The poor results force Nokia to take action. The Finnish company will cut up to 14,000 jobs, 16% of the current workforce, after registering a 20% drop in revenue in the third quarter, as announced this Thursday when presenting results.

Worse results than expected justify the decision. In the third quarter, sales decreased by 20%, to 4,980 million, and profit fell 69%, to 133 million. Until September, the outlook is similar: net profit was reduced by 36%, to 711 million euros, and sales totaled 16,551 million, 5.2% less. The infrastructure business, the cloud, services, mobile networks… suffers.
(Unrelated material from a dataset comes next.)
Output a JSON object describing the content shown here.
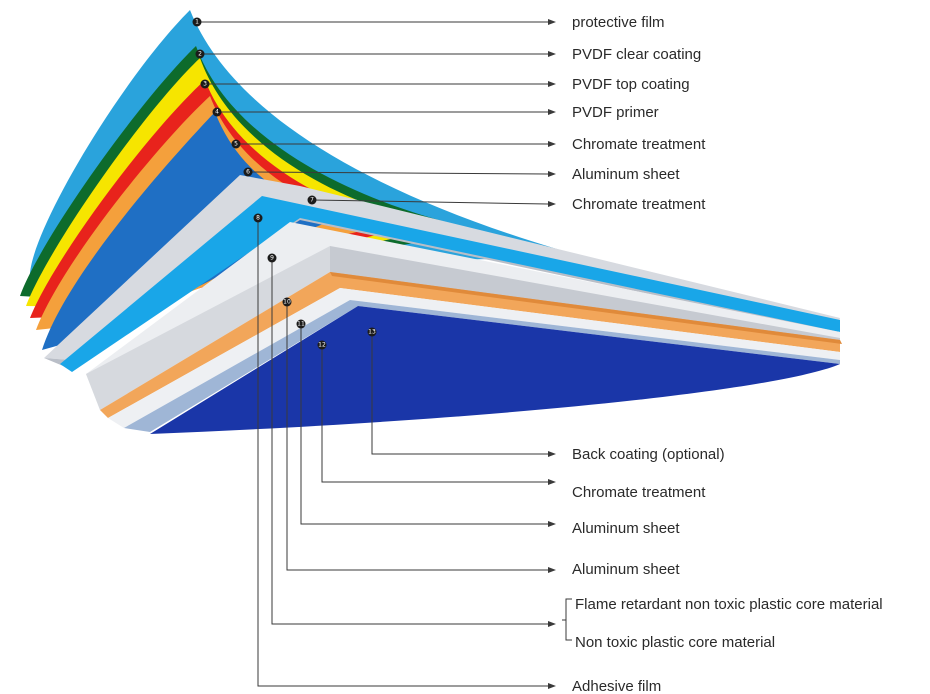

The company blames the slowdown in sales of new generation 5G equipment, especially among operators in the US and the European Union, which has led to trying to compensate for this weakness with more sales in markets where the margin is lower. , like the Indian. Despite the strength of the cloud or AI, these revolutions will not materialize if there are no investments in networks. “While the timing of market recovery is uncertain, we are not standing still but taking decisive action at three levels: strategic, operational and cost,” said Nokia President and CEO Pekka Lundmark.
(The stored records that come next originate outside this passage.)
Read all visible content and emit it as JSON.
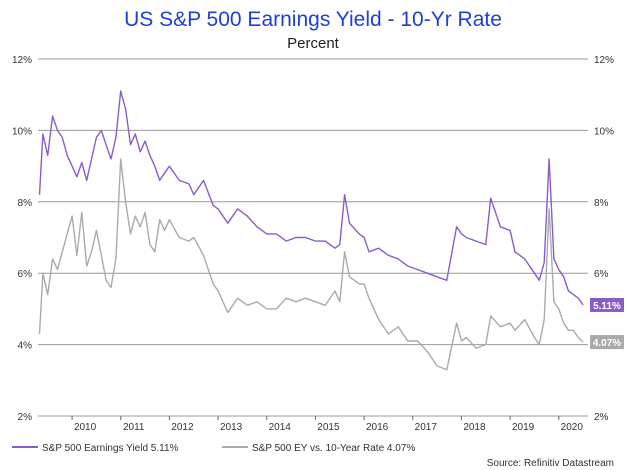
{
  "chart_data": {
    "type": "line",
    "title": "US S&P 500 Earnings Yield - 10-Yr Rate",
    "subtitle": "Percent",
    "source": "Source: Refinitiv Datastream",
    "ylim": [
      2,
      12
    ],
    "y_ticks": [
      "2%",
      "4%",
      "6%",
      "8%",
      "10%",
      "12%"
    ],
    "y_tick_values": [
      2,
      4,
      6,
      8,
      10,
      12
    ],
    "xlim": [
      2009.3,
      2020.6
    ],
    "x_ticks": [
      "2010",
      "2011",
      "2012",
      "2013",
      "2014",
      "2015",
      "2016",
      "2017",
      "2018",
      "2019",
      "2020"
    ],
    "x_tick_values": [
      2010,
      2011,
      2012,
      2013,
      2014,
      2015,
      2016,
      2017,
      2018,
      2019,
      2020
    ],
    "grid": true,
    "legend_position": "bottom-left",
    "series": [
      {
        "name": "S&P 500 Earnings Yield 5.11%",
        "color": "#8a5cc8",
        "end_label": "5.11%",
        "x": [
          2009.33,
          2009.4,
          2009.5,
          2009.6,
          2009.7,
          2009.8,
          2009.9,
          2010.0,
          2010.1,
          2010.2,
          2010.3,
          2010.4,
          2010.5,
          2010.6,
          2010.7,
          2010.8,
          2010.9,
          2011.0,
          2011.1,
          2011.2,
          2011.3,
          2011.4,
          2011.5,
          2011.6,
          2011.7,
          2011.8,
          2011.9,
          2012.0,
          2012.2,
          2012.4,
          2012.5,
          2012.7,
          2012.9,
          2013.0,
          2013.2,
          2013.4,
          2013.6,
          2013.8,
          2014.0,
          2014.2,
          2014.4,
          2014.6,
          2014.8,
          2015.0,
          2015.2,
          2015.4,
          2015.5,
          2015.6,
          2015.7,
          2015.9,
          2016.0,
          2016.1,
          2016.3,
          2016.5,
          2016.7,
          2016.9,
          2017.1,
          2017.3,
          2017.5,
          2017.7,
          2017.9,
          2018.0,
          2018.1,
          2018.3,
          2018.5,
          2018.6,
          2018.8,
          2019.0,
          2019.1,
          2019.3,
          2019.5,
          2019.6,
          2019.7,
          2019.8,
          2019.9,
          2020.0,
          2020.1,
          2020.2,
          2020.3,
          2020.4,
          2020.5
        ],
        "y": [
          8.2,
          9.9,
          9.3,
          10.4,
          10.0,
          9.8,
          9.3,
          9.0,
          8.7,
          9.1,
          8.6,
          9.2,
          9.8,
          10.0,
          9.6,
          9.2,
          9.8,
          11.1,
          10.6,
          9.6,
          9.9,
          9.4,
          9.7,
          9.3,
          9.0,
          8.6,
          8.8,
          9.0,
          8.6,
          8.5,
          8.2,
          8.6,
          7.9,
          7.8,
          7.4,
          7.8,
          7.6,
          7.3,
          7.1,
          7.1,
          6.9,
          7.0,
          7.0,
          6.9,
          6.9,
          6.7,
          6.8,
          8.2,
          7.4,
          7.1,
          7.0,
          6.6,
          6.7,
          6.5,
          6.4,
          6.2,
          6.1,
          6.0,
          5.9,
          5.8,
          7.3,
          7.1,
          7.0,
          6.9,
          6.8,
          8.1,
          7.3,
          7.2,
          6.6,
          6.4,
          6.0,
          5.8,
          6.3,
          9.2,
          6.4,
          6.1,
          5.9,
          5.5,
          5.4,
          5.3,
          5.11
        ]
      },
      {
        "name": "S&P 500 EY vs. 10-Year Rate 4.07%",
        "color": "#aaaaaa",
        "end_label": "4.07%",
        "x": [
          2009.33,
          2009.4,
          2009.5,
          2009.6,
          2009.7,
          2009.8,
          2009.9,
          2010.0,
          2010.1,
          2010.2,
          2010.3,
          2010.4,
          2010.5,
          2010.6,
          2010.7,
          2010.8,
          2010.9,
          2011.0,
          2011.1,
          2011.2,
          2011.3,
          2011.4,
          2011.5,
          2011.6,
          2011.7,
          2011.8,
          2011.9,
          2012.0,
          2012.2,
          2012.4,
          2012.5,
          2012.7,
          2012.9,
          2013.0,
          2013.2,
          2013.4,
          2013.6,
          2013.8,
          2014.0,
          2014.2,
          2014.4,
          2014.6,
          2014.8,
          2015.0,
          2015.2,
          2015.4,
          2015.5,
          2015.6,
          2015.7,
          2015.9,
          2016.0,
          2016.1,
          2016.3,
          2016.5,
          2016.7,
          2016.9,
          2017.1,
          2017.3,
          2017.5,
          2017.7,
          2017.9,
          2018.0,
          2018.1,
          2018.3,
          2018.5,
          2018.6,
          2018.8,
          2019.0,
          2019.1,
          2019.3,
          2019.5,
          2019.6,
          2019.7,
          2019.8,
          2019.9,
          2020.0,
          2020.1,
          2020.2,
          2020.3,
          2020.4,
          2020.5
        ],
        "y": [
          4.3,
          6.0,
          5.4,
          6.4,
          6.1,
          6.6,
          7.1,
          7.6,
          6.5,
          7.7,
          6.2,
          6.6,
          7.2,
          6.5,
          5.8,
          5.6,
          6.4,
          9.2,
          8.0,
          7.1,
          7.6,
          7.3,
          7.7,
          6.8,
          6.6,
          7.5,
          7.2,
          7.5,
          7.0,
          6.9,
          7.0,
          6.5,
          5.7,
          5.5,
          4.9,
          5.3,
          5.1,
          5.2,
          5.0,
          5.0,
          5.3,
          5.2,
          5.3,
          5.2,
          5.1,
          5.5,
          5.2,
          6.6,
          5.9,
          5.7,
          5.7,
          5.3,
          4.7,
          4.3,
          4.5,
          4.1,
          4.1,
          3.8,
          3.4,
          3.3,
          4.6,
          4.1,
          4.2,
          3.9,
          4.0,
          4.8,
          4.5,
          4.6,
          4.4,
          4.7,
          4.2,
          4.0,
          4.7,
          7.8,
          5.2,
          5.0,
          4.6,
          4.4,
          4.4,
          4.2,
          4.07
        ]
      }
    ]
  }
}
With the sick leave plan, it aims to save 800 to 1,200 million euros annually by 2026, which means reducing personnel spending by up to 15%. Already in 2024 it aims to reach 400 million savings. The workforce will slim down from the current 86,000 workers to one with 72,000-77,000 employees. It will also move to a smaller headquarters to refocus its strategy, while maintaining R&D spending. Cost savings will be achieved primarily in mobile networks, network and cloud services, as well as corporate functions, it is explained.

One of its big rivals, Ericsson, has also laid off thousands of employees this year and this week acknowledged that it expects the uncertainty affecting its business to persist until 2024.